Intravaginal Prasterone and Sexual Dysfunction in Postmenopausal Women with Vulvovaginal Atrophy

Fernand Labrie MD, PhD; Leonard Derogatis PhD; David F. Archer MD; William Koltun MD; Andrée Vachon MD; Douglas Young MD; Louise Frenette MD; David Portman MD; Marlene Montesino MD; Isabelle Côté BSc; Julie Parent PhD; Lyne Lavoie MSc; Adam Beauregard BSc, MBA; Céline Martel PhD; Mario Vaillancourt BSc, MBA; John Balser PhD; Érick Moyneur BSc, MA; and Members of the VVA Prasterone Research Group

ONLINE: November 23, 2015 – The Journal of Sexual Medicine

DOI: 10.1111/jsm.13045


As women age, their levels of serum dehydroepiandrosterone (DHEA) decreases, with an average loss of 60% at menopause. Because of estrogen declines at menopause, DHEA becomes the only source of sex steroids.

Sexual dysfunction is common among postmenopausal women. However, past studies have shown sexual improvements in women who receive local DHEA. Symptoms of vaginal atrophy also improved for these women.

Past research using the menopause-specific quality of life (MENQUOL) and abbreviated sexual function (ASF) questionnaires showed that intravaginal prasterone could improve different domains of female sexual function.

Stemming from this research, the present study was a placebo-controlled, randomized, double-blind prospective clinical trial. The primary objective was to confirm the efficacy of daily intravaginal administration of 0.50% DHEA ovules (suppositories) for 12 weeks on moderate to severe pain at sexual activity using the Female Sexual Function Index (FSFI). The secondary objective was to evaluate the benefits on sexual function.


Participants were randomized in a 2:1 ratio to receive 0.50% DHEA (prasterone) or placebo. All of the women were postmenopausal with vulvovaginal atrophy (VVA), moderate to severe dyspareunia, ≤5% of vaginal superficial cells, and vaginal pH > 5.0. None of the women had fibroids and endometrial polyps.

Several types of medications and products were not allowed during the study period, including hormone replacement therapy, progestogen medication, natural oral “estrogenic” products, vaginal creams or gels, vaginal lubricants, and vaginal douches.

Participants were instructed to insert one intravaginal ovule (suppository) each day before bedtime for twelve weeks. Each woman filled out a daily diary card to record the time of her dose.

Main Outcome Measure

The 19-item FSFI questionnaire was administered at the screening visit, day 1, week 6, and week 12 (or at discontinuation if the participant completed six weeks). This tool assesses six sexual function domains (desire, arousal, lubrication, orgasm, satisfaction, and pain) during the previous four weeks.

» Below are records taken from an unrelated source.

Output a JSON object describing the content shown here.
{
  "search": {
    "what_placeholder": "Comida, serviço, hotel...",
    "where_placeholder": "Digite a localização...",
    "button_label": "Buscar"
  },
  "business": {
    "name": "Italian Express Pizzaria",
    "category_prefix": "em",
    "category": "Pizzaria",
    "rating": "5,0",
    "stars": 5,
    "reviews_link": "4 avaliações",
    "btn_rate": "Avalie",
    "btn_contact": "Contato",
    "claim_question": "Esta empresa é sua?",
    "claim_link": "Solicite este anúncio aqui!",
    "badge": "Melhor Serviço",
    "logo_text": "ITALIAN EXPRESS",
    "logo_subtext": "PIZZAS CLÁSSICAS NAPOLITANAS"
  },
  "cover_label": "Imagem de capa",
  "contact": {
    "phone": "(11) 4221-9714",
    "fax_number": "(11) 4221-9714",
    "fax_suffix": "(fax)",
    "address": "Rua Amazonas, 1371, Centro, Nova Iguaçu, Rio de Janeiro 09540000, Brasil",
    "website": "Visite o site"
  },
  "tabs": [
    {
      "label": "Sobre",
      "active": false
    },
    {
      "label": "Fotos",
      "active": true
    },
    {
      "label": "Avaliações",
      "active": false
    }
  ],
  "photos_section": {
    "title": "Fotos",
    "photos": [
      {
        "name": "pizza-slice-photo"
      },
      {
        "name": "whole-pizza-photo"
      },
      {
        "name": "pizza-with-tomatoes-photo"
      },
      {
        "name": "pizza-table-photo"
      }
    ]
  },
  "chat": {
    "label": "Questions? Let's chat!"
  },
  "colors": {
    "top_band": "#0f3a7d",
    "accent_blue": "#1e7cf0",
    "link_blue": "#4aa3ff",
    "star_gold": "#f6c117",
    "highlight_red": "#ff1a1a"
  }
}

Participants ranged in age from 40–80 years with a mean age of 59.5 years. All were postmenopausal. On average, 13.9 years had passed between their last menses and participation in the study.

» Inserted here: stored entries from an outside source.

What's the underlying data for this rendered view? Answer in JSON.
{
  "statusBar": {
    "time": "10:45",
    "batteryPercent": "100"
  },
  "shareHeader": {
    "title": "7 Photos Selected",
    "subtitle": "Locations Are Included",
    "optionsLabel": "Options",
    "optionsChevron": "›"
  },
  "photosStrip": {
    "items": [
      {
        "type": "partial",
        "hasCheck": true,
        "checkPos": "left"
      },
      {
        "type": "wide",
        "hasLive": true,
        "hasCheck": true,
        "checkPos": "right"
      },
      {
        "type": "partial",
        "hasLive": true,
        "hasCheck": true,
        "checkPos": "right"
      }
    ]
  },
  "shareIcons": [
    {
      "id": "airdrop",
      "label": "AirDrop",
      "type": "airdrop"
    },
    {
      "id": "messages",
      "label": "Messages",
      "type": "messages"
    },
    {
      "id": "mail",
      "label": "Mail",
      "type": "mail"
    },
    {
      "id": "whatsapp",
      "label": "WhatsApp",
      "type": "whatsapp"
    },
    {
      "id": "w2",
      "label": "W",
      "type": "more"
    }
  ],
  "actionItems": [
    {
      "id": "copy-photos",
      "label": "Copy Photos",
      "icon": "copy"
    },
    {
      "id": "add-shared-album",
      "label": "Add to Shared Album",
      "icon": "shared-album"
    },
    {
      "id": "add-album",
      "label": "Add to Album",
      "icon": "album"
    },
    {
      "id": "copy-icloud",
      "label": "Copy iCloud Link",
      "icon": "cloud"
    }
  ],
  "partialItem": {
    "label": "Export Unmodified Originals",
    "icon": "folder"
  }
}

The final analysis was based on 325 women for the DHEA group and 157 women for the placebo group.

Overall, the DHEA group had higher scores on all six FSFI domains when compared to the placebo group, indicating improved sexual function. Total FSFI scores were also higher in the DHEA group.


Past research has shown that DHEA applied directly to the vagina does not significantly change serum levels of testosterone or other steroids, which remain within normal postmenopausal values.

“Such data indicate that DHEA, by a strictly local action, exerts important beneficial effects on sexual function in women without systemic action on the brain and other extravaginal tissues,” the authors wrote.

They added that it “seems possible that increased favorable outputs from a healthier vaginal mucosa could influence the brain to express increased desire/interest without the need for a direction action of hormones on the brain.”